Reducing CVD risk factors in the young may possibly reverse the atherogenic process. Prior intervention studies indeed observed that interventions, such as a diet, smoking cessation or antihypertensive medication use, did not only reduce lipid levels, weight and blood pressure, but also induced a decline in levels of the related CAMs [
18,
21,
26,
27]. Unfortunately, to date, the involvement of circulating endothelial CAMs in atherosclerosis pertains to be complex, multifaceted and not yet fully understood. CVD risk factors, atherogenic stimuli, inflammatory mediators and the endothelium all appear to be tangled in a vicious circle that induces harmful arterial wall alterations. This study indicates that P-selectin, E-selectin and smoking play a central role already in the early stages of this vicious circle. Nevertheless, the ambiguous results across studies seem to advocate that, in addition to developing a standardized methodology for these type of studies, further unravelling of the mechanisms, biology and determinants of circulating endothelial CAMs is merited before hard conclusions can be drawn. Therefore, we believe that our results warrant further exploration in larger cohorts.

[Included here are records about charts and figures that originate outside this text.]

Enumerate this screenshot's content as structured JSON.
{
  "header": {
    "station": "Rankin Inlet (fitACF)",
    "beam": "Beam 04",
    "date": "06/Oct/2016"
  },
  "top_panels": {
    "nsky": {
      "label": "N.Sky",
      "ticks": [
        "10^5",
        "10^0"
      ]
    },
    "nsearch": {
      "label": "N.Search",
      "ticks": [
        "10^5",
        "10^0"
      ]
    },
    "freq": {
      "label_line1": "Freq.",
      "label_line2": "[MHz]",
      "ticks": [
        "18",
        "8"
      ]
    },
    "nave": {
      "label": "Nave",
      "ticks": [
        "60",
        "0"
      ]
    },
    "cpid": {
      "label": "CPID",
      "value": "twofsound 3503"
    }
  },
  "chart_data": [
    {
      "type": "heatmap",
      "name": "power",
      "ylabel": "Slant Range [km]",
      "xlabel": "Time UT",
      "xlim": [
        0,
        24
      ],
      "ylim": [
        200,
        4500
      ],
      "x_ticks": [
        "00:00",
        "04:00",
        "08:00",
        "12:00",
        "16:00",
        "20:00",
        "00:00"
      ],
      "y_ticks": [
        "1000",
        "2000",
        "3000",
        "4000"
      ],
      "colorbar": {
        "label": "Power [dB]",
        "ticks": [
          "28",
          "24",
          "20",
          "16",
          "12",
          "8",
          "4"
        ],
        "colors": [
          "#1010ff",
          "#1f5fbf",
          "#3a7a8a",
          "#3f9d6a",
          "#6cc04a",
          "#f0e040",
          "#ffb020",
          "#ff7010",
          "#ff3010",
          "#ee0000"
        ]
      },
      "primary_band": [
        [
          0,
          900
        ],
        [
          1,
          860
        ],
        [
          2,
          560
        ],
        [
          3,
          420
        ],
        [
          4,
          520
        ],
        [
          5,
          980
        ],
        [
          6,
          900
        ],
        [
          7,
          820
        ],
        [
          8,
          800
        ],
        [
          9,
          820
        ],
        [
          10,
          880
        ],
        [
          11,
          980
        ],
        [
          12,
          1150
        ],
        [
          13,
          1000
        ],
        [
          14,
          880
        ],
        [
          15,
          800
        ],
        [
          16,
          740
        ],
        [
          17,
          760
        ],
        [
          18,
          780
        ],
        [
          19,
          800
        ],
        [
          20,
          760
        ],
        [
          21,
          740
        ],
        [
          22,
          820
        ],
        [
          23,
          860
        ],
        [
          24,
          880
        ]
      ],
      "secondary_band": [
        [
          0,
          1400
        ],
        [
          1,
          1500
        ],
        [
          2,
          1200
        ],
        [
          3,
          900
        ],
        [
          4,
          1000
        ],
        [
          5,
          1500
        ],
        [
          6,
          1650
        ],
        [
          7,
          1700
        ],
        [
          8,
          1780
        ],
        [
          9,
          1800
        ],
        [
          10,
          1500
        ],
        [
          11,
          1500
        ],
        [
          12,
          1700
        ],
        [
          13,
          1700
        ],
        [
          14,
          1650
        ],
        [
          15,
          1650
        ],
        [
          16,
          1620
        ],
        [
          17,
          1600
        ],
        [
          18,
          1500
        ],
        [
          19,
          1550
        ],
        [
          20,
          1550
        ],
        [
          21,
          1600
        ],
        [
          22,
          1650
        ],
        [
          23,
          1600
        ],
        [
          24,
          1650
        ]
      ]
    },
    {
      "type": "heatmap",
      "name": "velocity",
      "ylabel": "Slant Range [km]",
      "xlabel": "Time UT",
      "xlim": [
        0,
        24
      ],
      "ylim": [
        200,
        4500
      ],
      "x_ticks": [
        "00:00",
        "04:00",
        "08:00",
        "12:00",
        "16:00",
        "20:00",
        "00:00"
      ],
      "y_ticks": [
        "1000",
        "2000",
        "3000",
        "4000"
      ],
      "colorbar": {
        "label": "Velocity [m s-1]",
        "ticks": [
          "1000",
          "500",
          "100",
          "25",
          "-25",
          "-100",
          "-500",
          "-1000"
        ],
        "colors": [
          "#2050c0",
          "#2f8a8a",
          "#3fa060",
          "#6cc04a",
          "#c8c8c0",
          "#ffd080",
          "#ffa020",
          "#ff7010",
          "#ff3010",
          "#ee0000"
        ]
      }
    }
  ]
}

Strengths of this study are our random selection of young adults from the general population, the use of promising, highly innovative imaging based indicators of arterial wall alterations and the measurement of multiple endothelial biomarkers. Moreover, in young individuals, confounding effects of lifestyle on the levels of the endothelial biomarkers are limited as compared to middle-aged to older individuals. However, limitations of this study also merit attention. Although this is one of the largest studies comparing biomarkers with CMR-derived indices of arterial wall alterations, our limited sample size forced us to interpret our results with care. Chance as well as residual confounding may have played a role, yet the latter can never be excluded in cohort studies like this. Also, due to the limited spatial resolution of MRI, arterial wall alterations that may have been present but are yet too subtle to be detected with CMR (i.e. intimal thickening) may have remained undetected. Technical improvements such as calibration of imaging protocols, standardization and automation of quantification methods as well as a refinement in spatial resolution are warranted. Moreover, although recruitment was random, sampling bias may have influenced our results; health-conscious individuals may have been more eager to participate, which may have induced an underestimation of our results. In addition, our study population comprised Caucasian, young adults with a relatively large percentage of current/former smokers. As such, the features of our study population restrict the generalizability of our results to populations that are similar to our study population. Also, the cross-sectional nature of our study prevented us from making inferences on causality of the studied relations. Moreover, we assessed only 4 endothelial biomarkers, yet other unknown molecules and pathways are undeniably involved in the multi-step mechanism.